= John Hamilton Thom =

Irish Unitarian minister

John Hamilton Thom (10 January 1808 – 2 September 1894) was an Irish Unitarian minister.

==Life==
He was a younger son of John Thom (died 1808), born on 10 January 1808 at Newry, County Down, where his father, a native of Lanarkshire, was Presbyterian minister from 1800. His mother was Martha Anne (1779–1859), daughter of Isaac Glenny.

==Family==
On 2 January 1838, married Hannah Mary Rathbone (1816–1872), second daughter of William Rathbone V. They had no children.

==Ministry==
In 1823 he was admitted at the Belfast Academical Institution as a student under the care of the Armagh presbytery. He became assistant to Thomas Dix Hincks as a teacher of classics and Hebrew, while studying theology under Samuel Hanna.

The writings of William Ellery Channing made him a Unitarian; he did not join the Irish remonstrants under Henry Montgomery, but preached his first sermon in July 1829 at Renshaw Street Unitarian Chapel, Liverpool. Shortly afterwards he was chosen as the minister of the Ancient Chapel, Toxteth Park, Liverpool. On 10 May 1831 he was nominated as successor to John Hincks as minister of Renshaw Street Chapel, and entered on the pastoral office there on 7 August, having meanwhile preached (17 July) the funeral sermon of William Roscoe, the historian; this was his first publication.

The arrival of James Martineau in Liverpool in 1832 gave him a close associate; in 1833 his interest in practical philanthropy was stimulated by the visit of Joseph Tuckerman from Boston, Massachusetts. A personal connection with Joseph Blanco White began in January 1835. At Christmas of that year he was a main founder of the Liverpool Domestic Mission.

In July 1838 he succeeded John Relly Beard as editor of the Christian Teacher, a monthly which developed (1845) into the Prospective Review (see John James Tayler). From February to May 1839 he contributed four lectures, and a defensive ‘letter,’ to the Liverpool Unitarian controversy, conducted in conjunction with Martineau and Henry Giles, in response to the challenge of thirteen Anglican clergy. Thom's chief antagonist was Thomas Byrth.

On 25 June 1854 he resigned his charge, and went abroad for travel and study. His place at Renshaw Street was taken by William Henry Channing (1810–1884), nephew of the Boston divine.
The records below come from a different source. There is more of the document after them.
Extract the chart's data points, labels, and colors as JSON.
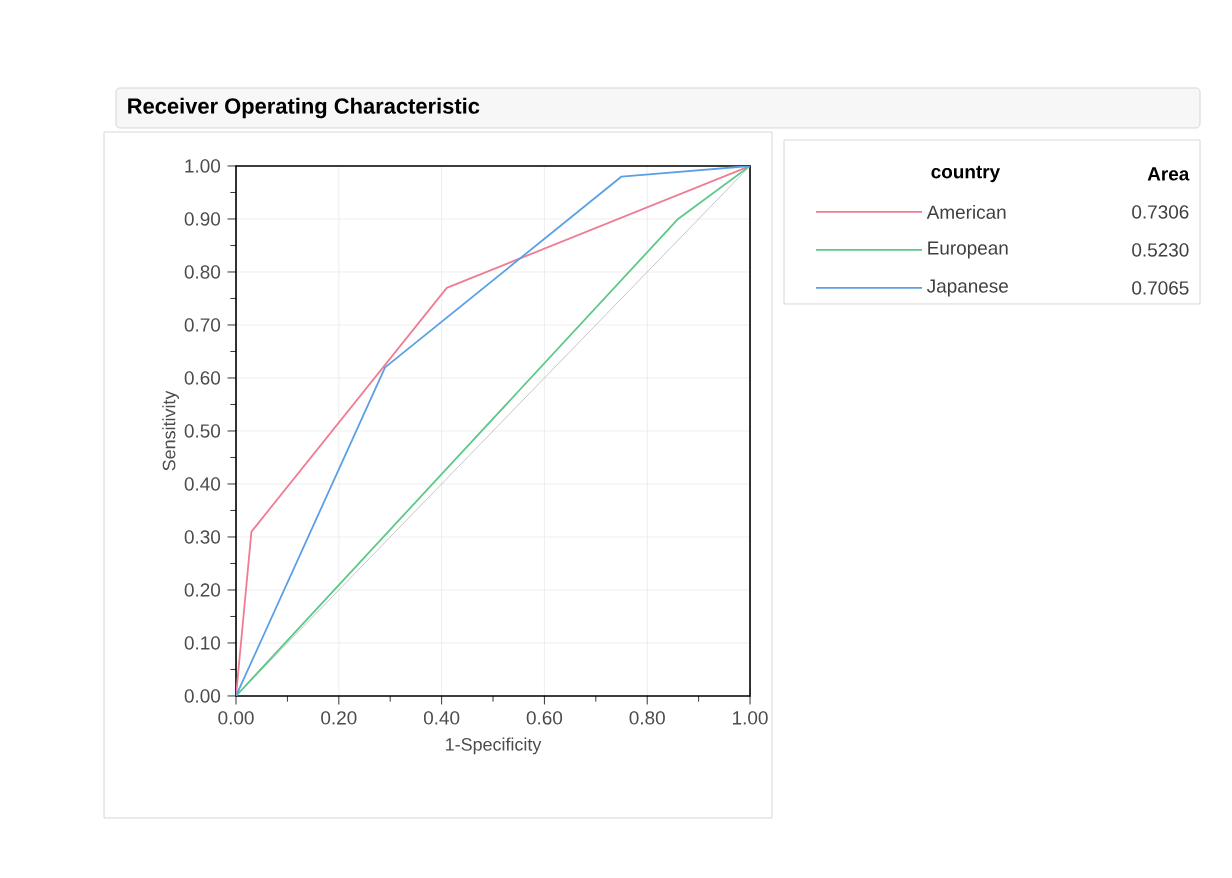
{
  "chart_data": {
    "type": "line",
    "title": "Receiver Operating Characteristic",
    "xlabel": "1-Specificity",
    "ylabel": "Sensitivity",
    "legend_title": "country",
    "annotations": [
      "Area",
      "0.7306",
      "0.5230",
      "0.7065"
    ],
    "series": [
      {
        "name": "American",
        "color": "#f07c94",
        "x": [
          0,
          0.03,
          0.41,
          1
        ],
        "values": [
          0,
          0.31,
          0.77,
          1
        ]
      },
      {
        "name": "European",
        "color": "#5cc98a",
        "x": [
          0,
          0.86,
          1
        ],
        "values": [
          0,
          0.9,
          1
        ]
      },
      {
        "name": "Japanese",
        "color": "#5aa0e6",
        "x": [
          0,
          0.29,
          0.75,
          1
        ],
        "values": [
          0,
          0.62,
          0.98,
          1
        ]
      },
      {
        "color": "#b8b8b8",
        "x": [
          0,
          1
        ],
        "values": [
          0,
          1
        ]
      }
    ],
    "xlim": [
      0,
      1
    ],
    "ylim": [
      0,
      1
    ],
    "xticks": [
      {
        "value": 0,
        "label": "0.00"
      },
      {
        "value": 0.2,
        "label": "0.20"
      },
      {
        "value": 0.4,
        "label": "0.40"
      },
      {
        "value": 0.6,
        "label": "0.60"
      },
      {
        "value": 0.8,
        "label": "0.80"
      },
      {
        "value": 1,
        "label": "1.00"
      }
    ],
    "yticks": [
      {
        "value": 0,
        "label": "0.00"
      },
      {
        "value": 0.1,
        "label": "0.10"
      },
      {
        "value": 0.2,
        "label": "0.20"
      },
      {
        "value": 0.3,
        "label": "0.30"
      },
      {
        "value": 0.4,
        "label": "0.40"
      },
      {
        "value": 0.5,
        "label": "0.50"
      },
      {
        "value": 0.6,
        "label": "0.60"
      },
      {
        "value": 0.7,
        "label": "0.70"
      },
      {
        "value": 0.8,
        "label": "0.80"
      },
      {
        "value": 0.9,
        "label": "0.90"
      },
      {
        "value": 1,
        "label": "1.00"
      }
    ],
    "grid": true,
    "legend": "right",
    "line_style": "solid",
    "marker": "none"
  }
}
He returned to Renshaw Street in November 1857, and ministered there till his final retirement on 31 December 1866. From 1866 to 1880 he acted as visitor to Manchester New College, London. His last public appearance was at the opening (16 November 1892) of new buildings for the Liverpool Domestic Mission.

Late in life, his eyesight failed, and for a short time before his death he was blind. He died at his residence, Oakfield, Greenbank, Liverpool, on 2 September 1894, and was buried on 7 September in the graveyard of the Ancient Chapel, Toxteth Park.

==Works==
His Life of Blanco White, 1845, was his best known work.

Other works were:

- Memoir prefixed to Sermons by John Hincks, 1832.
- St. Paul's Epistles to the Corinthians, 1851 (expository sermons).
- Letters, embracing his Life, by John James Tayler, 1872, 2 vols; 2nd ed. 1873.
- Laws of Life after the Mind of Christ, 1883 (sermons); 2nd ser. 1886.

Posthumous were:
- A Spiritual Faith, 1895 (sermons; with portrait and memorial preface by Martineau).
- Special Services and Prayers, 1895 (unpublished).

His Hymns, Chants, and Anthems, 1854, was a Unitarian hymn-book.

His papers are held at the University of Liverpool.